Now, I don't know whether what I want to happen really will happen with this MUWCI. Miles to go before we sleep and all that, and it may well be that I can't charm people into doing what I want them to do. And even if I can, there is going to be compromise (which I'm fine with, actually, as much in the way that I will do nearly anything that a reader's report tells me to do in order to get a publication, I'm pretty much willing to do anything that makes a curriculum thing go forward as long as my "vision" is still clearly visible.) Compromises are good, ultimately. What matters is the spirit of the thing, and I feel like the fact that I'm wicked-enthusiastic and a believer in compromise means that I shall prevail! Prevail, I say! The spirit that I believe in shall indeed be preserved! (And yes, I've got spirit, yes I do, and lots of beat-down faculty at my institution don't, and I do think that I'm excellent at winning people over because I really actually believe in and care about the stuff that I represent. Imagine that.)

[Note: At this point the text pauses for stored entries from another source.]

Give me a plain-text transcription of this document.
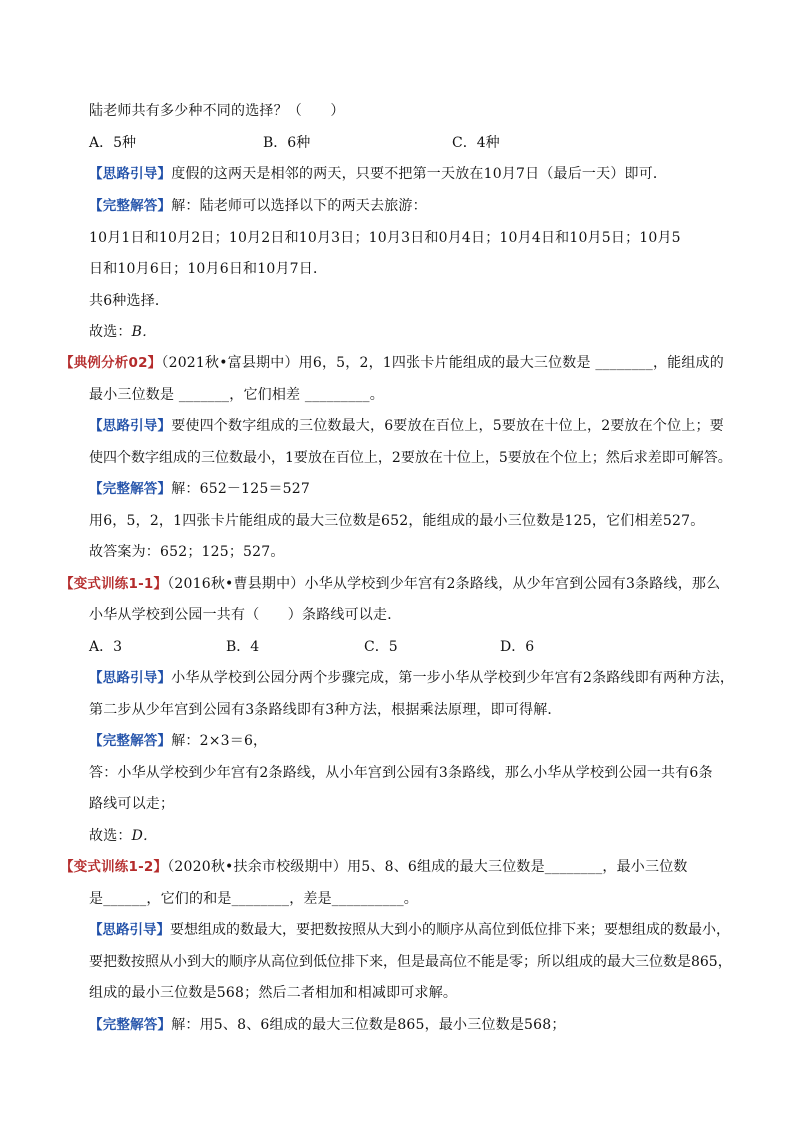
陆老师共有多少种不同的选择？（　　）
A．5种	B．6种	C．4种
【思路引导】度假的这两天是相邻的两天，只要不把第一天放在10月7日（最后一天）即可．
【完整解答】解：陆老师可以选择以下的两天去旅游：
10月1日和10月2日；10月2日和10月3日；10月3日和0月4日；10月4日和10月5日；10月5
日和10月6日；10月6日和10月7日．
共6种选择．
故选：B．
【典例分析02】（2021秋•富县期中）用6，5，2，1四张卡片能组成的最大三位数是 ________，能组成的
最小三位数是 _______，它们相差 _________。
【思路引导】要使四个数字组成的三位数最大，6要放在百位上，5要放在十位上，2要放在个位上；要
使四个数字组成的三位数最小，1要放在百位上，2要放在十位上，5要放在个位上；然后求差即可解答。
【完整解答】解：652－125＝527
用6，5，2，1四张卡片能组成的最大三位数是652，能组成的最小三位数是125，它们相差527。
故答案为：652；125；527。
【变式训练1-1】（2016秋•曹县期中）小华从学校到少年宫有2条路线，从少年宫到公园有3条路线，那么
小华从学校到公园一共有（　　）条路线可以走．
A．3	B．4	C．5	D．6
【思路引导】小华从学校到公园分两个步骤完成，第一步小华从学校到少年宫有2条路线即有两种方法，
第二步从少年宫到公园有3条路线即有3种方法，根据乘法原理，即可得解．
【完整解答】解：2×3＝6，
答：小华从学校到少年宫有2条路线，从小年宫到公园有3条路线，那么小华从学校到公园一共有6条
路线可以走；
故选：D．
【变式训练1-2】（2020秋•扶余市校级期中）用5、8、6组成的最大三位数是________，最小三位数
是______，它们的和是________，差是__________。
【思路引导】要想组成的数最大，要把数按照从大到小的顺序从高位到低位排下来；要想组成的数最小，
要把数按照从小到大的顺序从高位到低位排下来，但是最高位不能是零；所以组成的最大三位数是865，
组成的最小三位数是568；然后二者相加和相减即可求解。
【完整解答】解：用5、8、6组成的最大三位数是865，最小三位数是568；
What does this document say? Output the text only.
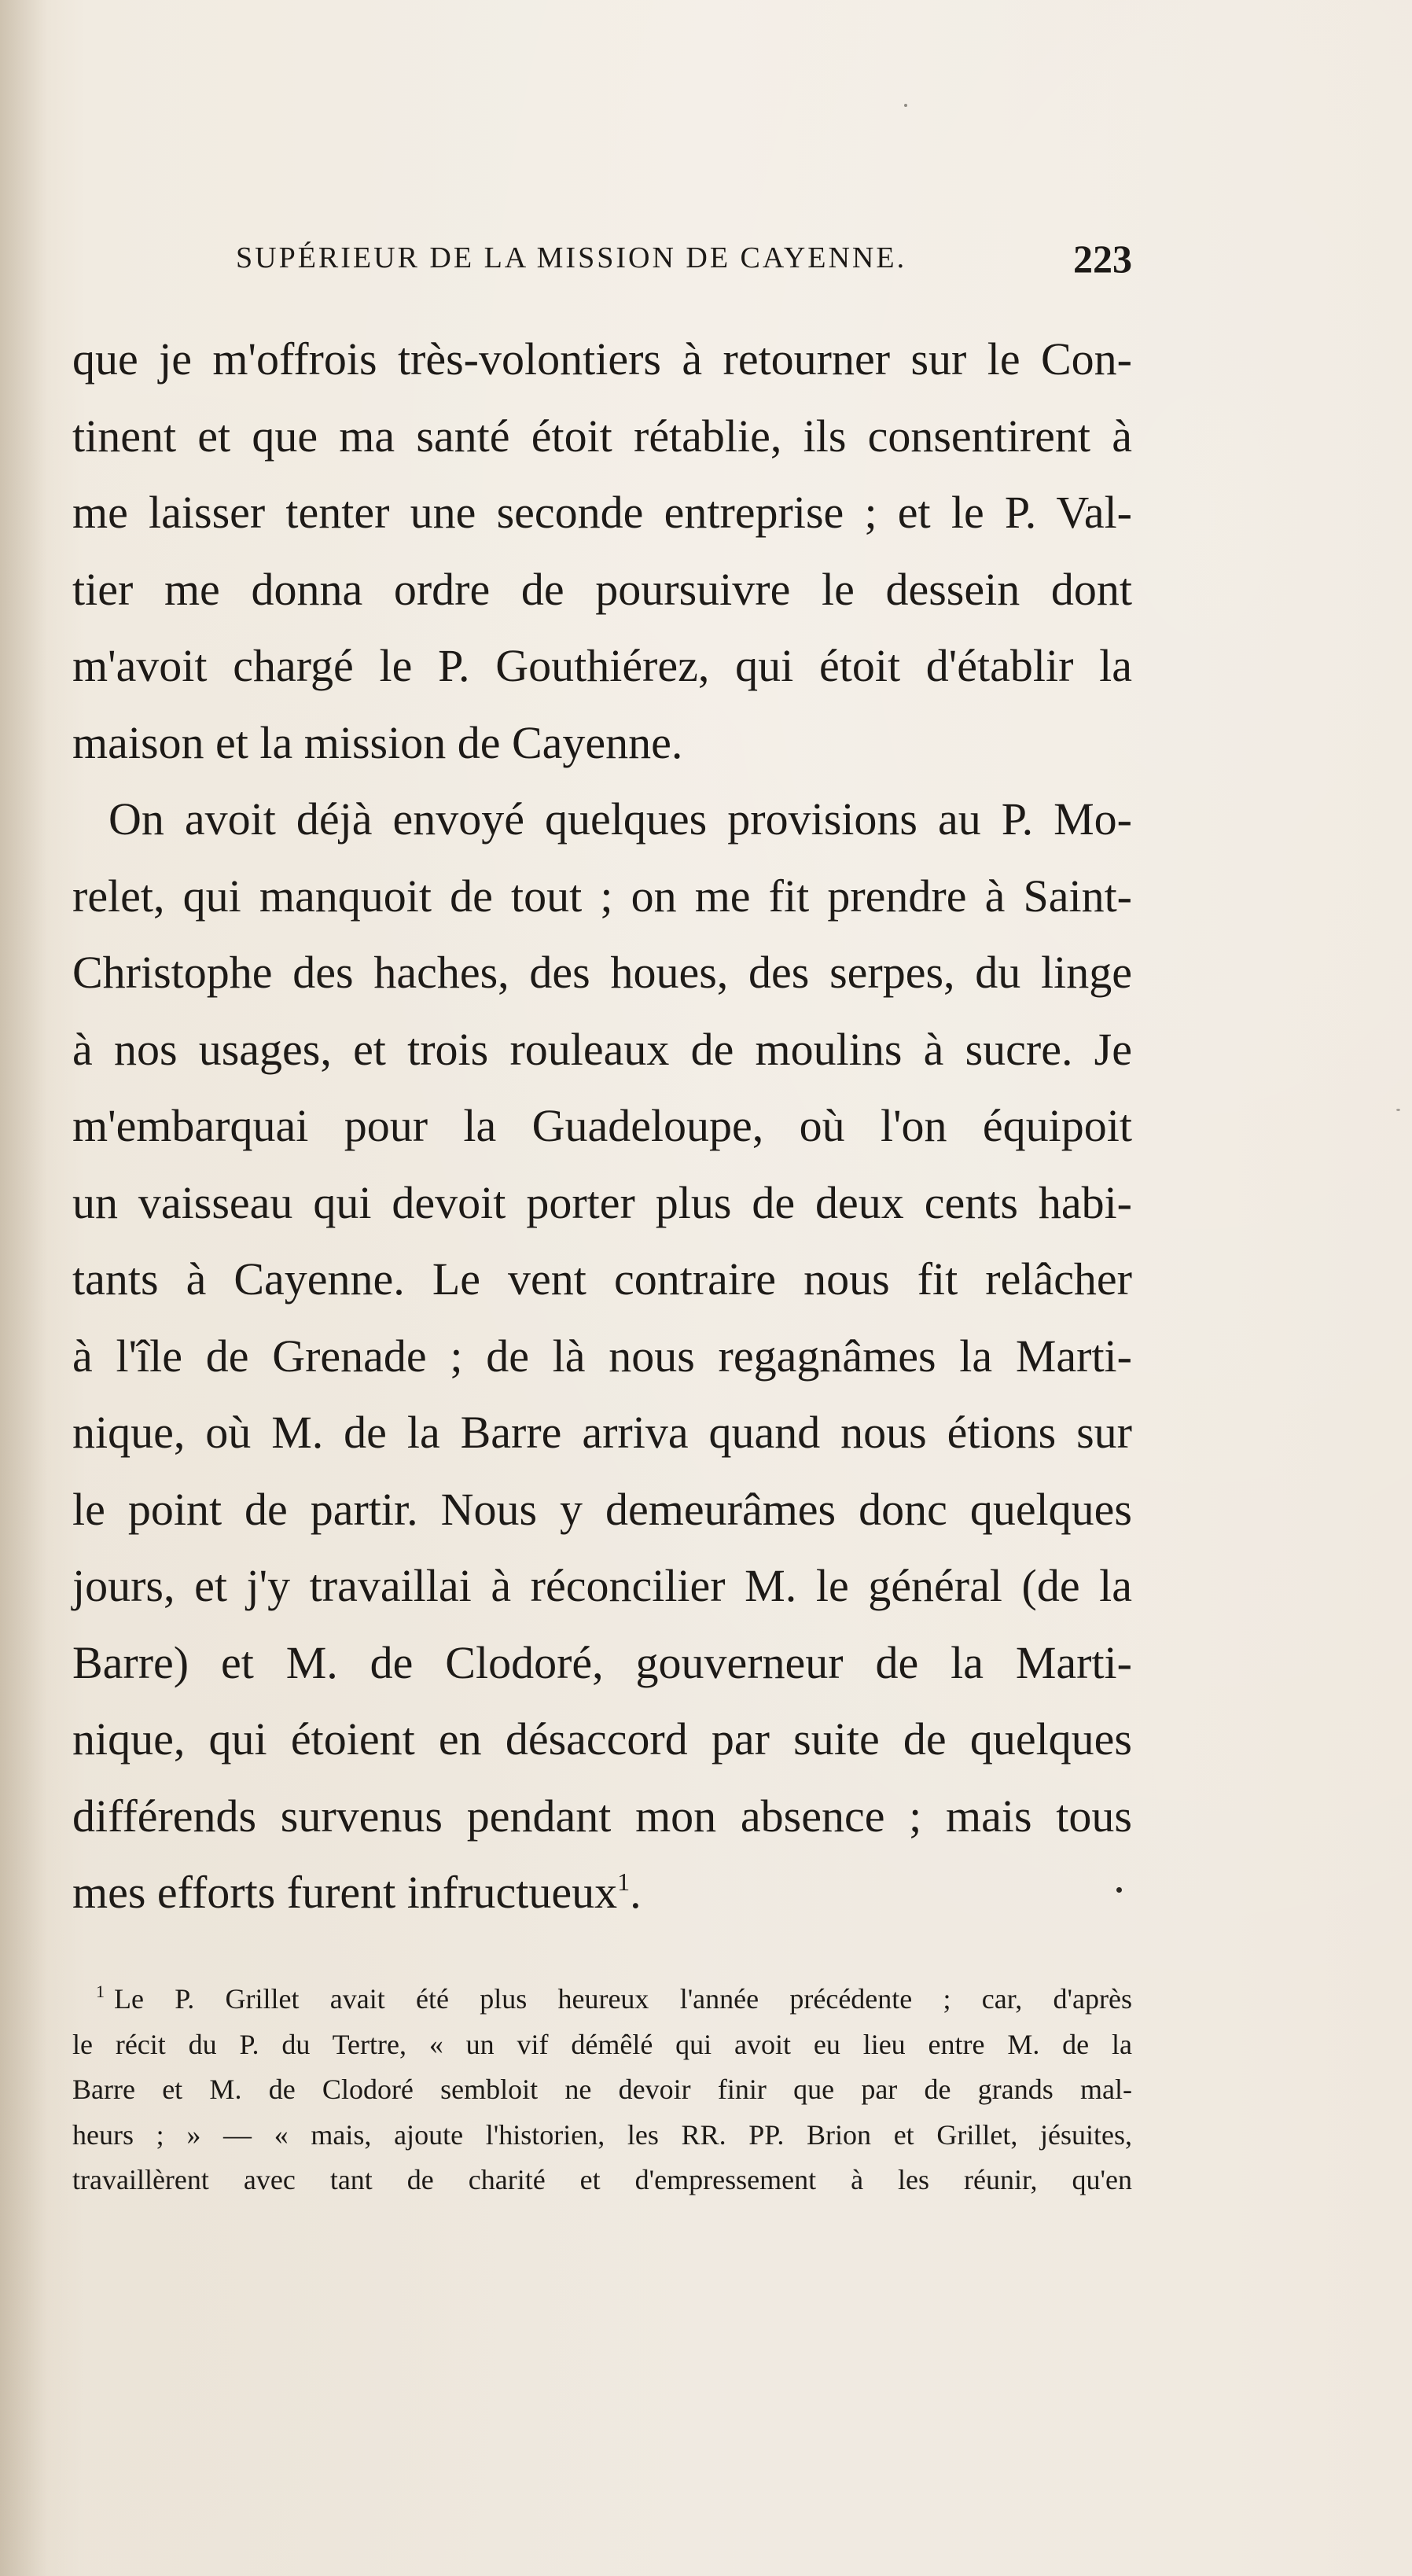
SUPÉRIEUR DE LA MISSION DE CAYENNE.	223
que je m'offrois très-volontiers à retourner sur le Con-
tinent et que ma santé étoit rétablie, ils consentirent à
me laisser tenter une seconde entreprise ; et le P. Val-
tier me donna ordre de poursuivre le dessein dont
m'avoit chargé le P. Gouthiérez, qui étoit d'établir la
maison et la mission de Cayenne.
On avoit déjà envoyé quelques provisions au P. Mo-
relet, qui manquoit de tout ; on me fit prendre à Saint-
Christophe des haches, des houes, des serpes, du linge
à nos usages, et trois rouleaux de moulins à sucre. Je
m'embarquai pour la Guadeloupe, où l'on équipoit
un vaisseau qui devoit porter plus de deux cents habi-
tants à Cayenne. Le vent contraire nous fit relâcher
à l'île de Grenade ; de là nous regagnâmes la Marti-
nique, où M. de la Barre arriva quand nous étions sur
le point de partir. Nous y demeurâmes donc quelques
jours, et j'y travaillai à réconcilier M. le général (de la
Barre) et M. de Clodoré, gouverneur de la Marti-
nique, qui étoient en désaccord par suite de quelques
différends survenus pendant mon absence ; mais tous
mes efforts furent infructueux$^1$.
$^1$ Le P. Grillet avait été plus heureux l'année précédente ; car, d'après
le récit du P. du Tertre, « un vif démêlé qui avoit eu lieu entre M. de la
Barre et M. de Clodoré sembloit ne devoir finir que par de grands mal-
heurs ; » — « mais, ajoute l'historien, les RR. PP. Brion et Grillet, jésuites,
travaillèrent avec tant de charité et d'empressement à les réunir, qu'en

The reason tenure is so important to what I did today was that I ultimately said what I really wanted to say, and not what I thought I should say or what would be good to say - especially given that the provost and president were in attendance. I kind of dissed a couple of things that I know both of them see as of primary importance, and I in no way held back when I responded to questions. Now, I've never been much of a holder-backer, but that's also why I couldn't do this sort of service pre-tenure, and why I avoided it. I knew I'd say what I thought regardless, and that would have been stupid pre-tenure. And my senior people in my department knew it, too, and so that is why they always steered me in other directions. But now? I am free. I am free to say exactly what I think and to contribute in ways that really mean something.
And, I suppose, I'm free to be myself. So what if I look like I'm an undergraduate (got carded at the wine store today - somebody new was at the counter) and so what if I tend to be sort of... informal (read: not boring)... in the way that I approach these sorts of conversations. So what if I tend to say "like" a lot, and so what if what I believe in doesn't please people who are so entrenched that they would rather we are entirely directive to students because they, ultimately, believe that our students are profoundly stupid. The best I can do is to say what I really believe and to sell it the best way that I know how.
And here's the thing. I sort of like the selling part of things. And I'm sort of good at it.
When I was in my freshmen year of high school, I had this awesome Latin teacher, and within the first month, he began referring to me, each and every time he called on me, as "Dr. Crazy, Star of Stage and Screen." This is a thing about myself that I've often had to try to cover up (although to be fair, I'm not sure how successful I've been) throughout graduate school and throughout my time on the tenure track. One isn't seen as "serious" if one is a performer, an entertainer. But today I let those parts of myself shine through, clearly. I didn't worry that I wouldn't be taken seriously if I sold my work, and ultimately, it was my job in this context to sell my work (and the work of my group). What was needed today was a performer. A performer who could answer questions and be smart and thoughtful at the same time. And I delivered on all counts.
The other groups? They need to worry. Because I accomplished some things today that they just did not accomplish. If they really care about their proposals, and if they really want them to get a fair hearing, they need to regroup. Seriously.